If you ever happen to visit Tunisia, take a taxi to La Goulette. And once there take some time off from touring and choose any place to sit and grab a sandwich. You won’t regret it.
Besides its natural and man made beauty, La Goulette is always famous for its intre-faith mixing. Tunisians are a tolerant people, but in a nation where 99% of the people are Sunni Muslim there simply are enough non-Muslims for the intermixing. But in La Goulette there traditionally have been.
Tunisia’s previously vibrant Jewish community marked La Goulette as one of its main centers. Even today Tunisians recognize that La Goulette was a center of Jewish life in the nation. Tunisian Catholics were also quite previlant in La Goulette; most of whom were Italian expatrats.

The inter-faith mixing is so legendary that a Tunisian film - which I highly recommend and can be downloaded via torrent - was made celebrating that previous existance. “A Summer in La Goulette” was set in the spring before the Six-Day War and portrated Muslim-Jewish-Christian life in the town.

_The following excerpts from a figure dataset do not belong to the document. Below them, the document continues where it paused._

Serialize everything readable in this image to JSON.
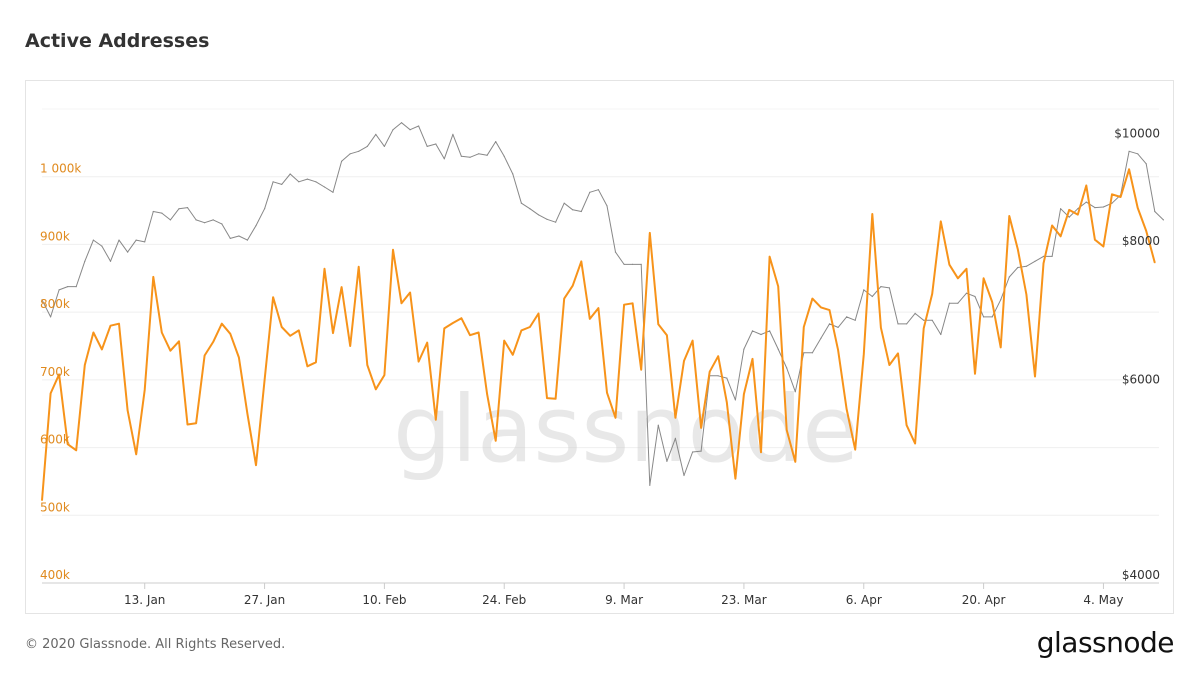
{
  "title": "Active Addresses",
  "footer": "© 2020 Glassnode. All Rights Reserved.",
  "brand": "glassnode",
  "watermark": "glassnode",
  "colors": {
    "active_addresses": "#f7931a",
    "price": "#888888",
    "left_axis": "#e08a1e"
  },
  "chart_data": {
    "type": "line",
    "title": "Active Addresses",
    "x_start": "2020-01-01",
    "x_ticks": [
      {
        "date": "2020-01-13",
        "label": "13. Jan"
      },
      {
        "date": "2020-01-27",
        "label": "27. Jan"
      },
      {
        "date": "2020-02-10",
        "label": "10. Feb"
      },
      {
        "date": "2020-02-24",
        "label": "24. Feb"
      },
      {
        "date": "2020-03-09",
        "label": "9. Mar"
      },
      {
        "date": "2020-03-23",
        "label": "23. Mar"
      },
      {
        "date": "2020-04-06",
        "label": "6. Apr"
      },
      {
        "date": "2020-04-20",
        "label": "20. Apr"
      },
      {
        "date": "2020-05-04",
        "label": "4. May"
      }
    ],
    "y_left": {
      "ticks": [
        {
          "value": 400000,
          "label": "400k"
        },
        {
          "value": 500000,
          "label": "500k"
        },
        {
          "value": 600000,
          "label": "600k"
        },
        {
          "value": 700000,
          "label": "700k"
        },
        {
          "value": 800000,
          "label": "800k"
        },
        {
          "value": 900000,
          "label": "900k"
        },
        {
          "value": 1000000,
          "label": "1 000k"
        }
      ],
      "range": [
        400000,
        1100000
      ]
    },
    "y_right": {
      "scale": "log",
      "ticks": [
        {
          "value": 4000,
          "label": "$4000"
        },
        {
          "value": 6000,
          "label": "$6000"
        },
        {
          "value": 8000,
          "label": "$8000"
        },
        {
          "value": 10000,
          "label": "$10000"
        }
      ],
      "range": [
        4000,
        10700
      ]
    },
    "grid": true,
    "series": [
      {
        "axis": "left",
        "color": "#f7931a",
        "values": [
          522000,
          680000,
          708000,
          605000,
          596000,
          722000,
          770000,
          745000,
          780000,
          783000,
          655000,
          590000,
          685000,
          852000,
          770000,
          743000,
          757000,
          634000,
          636000,
          736000,
          756000,
          783000,
          768000,
          733000,
          650000,
          574000,
          700000,
          822000,
          778000,
          765000,
          773000,
          720000,
          726000,
          864000,
          769000,
          837000,
          750000,
          867000,
          722000,
          686000,
          707000,
          892000,
          813000,
          829000,
          727000,
          755000,
          641000,
          776000,
          784000,
          791000,
          766000,
          770000,
          679000,
          610000,
          758000,
          737000,
          773000,
          778000,
          798000,
          673000,
          672000,
          820000,
          839000,
          875000,
          790000,
          806000,
          681000,
          644000,
          811000,
          813000,
          715000,
          917000,
          782000,
          766000,
          644000,
          728000,
          758000,
          629000,
          712000,
          735000,
          667000,
          554000,
          679000,
          731000,
          593000,
          882000,
          838000,
          626000,
          579000,
          778000,
          820000,
          807000,
          803000,
          744000,
          657000,
          597000,
          738000,
          945000,
          777000,
          722000,
          739000,
          633000,
          606000,
          776000,
          827000,
          934000,
          870000,
          850000,
          864000,
          709000,
          850000,
          815000,
          748000,
          942000,
          893000,
          826000,
          705000,
          872000,
          928000,
          912000,
          951000,
          944000,
          987000,
          907000,
          897000,
          974000,
          970000,
          1011000,
          954000,
          920000,
          873000
        ]
      },
      {
        "axis": "right",
        "color": "#888888",
        "values": [
          7200,
          6950,
          7350,
          7400,
          7400,
          7800,
          8150,
          8050,
          7800,
          8150,
          7950,
          8150,
          8120,
          8650,
          8620,
          8500,
          8700,
          8720,
          8500,
          8450,
          8500,
          8430,
          8180,
          8220,
          8150,
          8400,
          8700,
          9200,
          9150,
          9350,
          9200,
          9250,
          9200,
          9100,
          9000,
          9600,
          9750,
          9800,
          9900,
          10150,
          9900,
          10250,
          10400,
          10250,
          10330,
          9900,
          9950,
          9650,
          10150,
          9700,
          9680,
          9750,
          9720,
          10000,
          9700,
          9350,
          8800,
          8700,
          8590,
          8510,
          8460,
          8800,
          8680,
          8650,
          9000,
          9050,
          8750,
          7950,
          7750,
          7750,
          7750,
          4900,
          5550,
          5150,
          5400,
          5000,
          5250,
          5260,
          6150,
          6150,
          6120,
          5850,
          6500,
          6750,
          6700,
          6750,
          6500,
          6250,
          5950,
          6450,
          6450,
          6650,
          6850,
          6800,
          6950,
          6900,
          7350,
          7250,
          7400,
          7380,
          6850,
          6850,
          7000,
          6900,
          6900,
          6700,
          7150,
          7150,
          7300,
          7250,
          6950,
          6950,
          7200,
          7550,
          7700,
          7720,
          7800,
          7880,
          7880,
          8700,
          8550,
          8700,
          8820,
          8720,
          8730,
          8800,
          8950,
          9800,
          9750,
          9550,
          8650,
          8500
        ]
      }
    ]
  }
}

Today La Goulette has not lost any of its charm, but the Jews are mostly - if not all - gone to Israel and France. Prior to the violent birth of Israel in 1948, Tunisian Jews were a little over 10% of the population. But the antagonism that spread between Arabs and Jews - due to the Zionist movement, which needs to be held acocuntable for stirring tension - and the Jews of Tunisia no longer felt secure in the nation and most of the left for France [60%] while the remaining left for Israel.
The Christian population has also declined, but due to economic reasons not political that Italians have moved back.
La Goulette though still holds out an illstration of mutual co-existance and respect amongst peoples. And the beach and food isn’t bad at all either.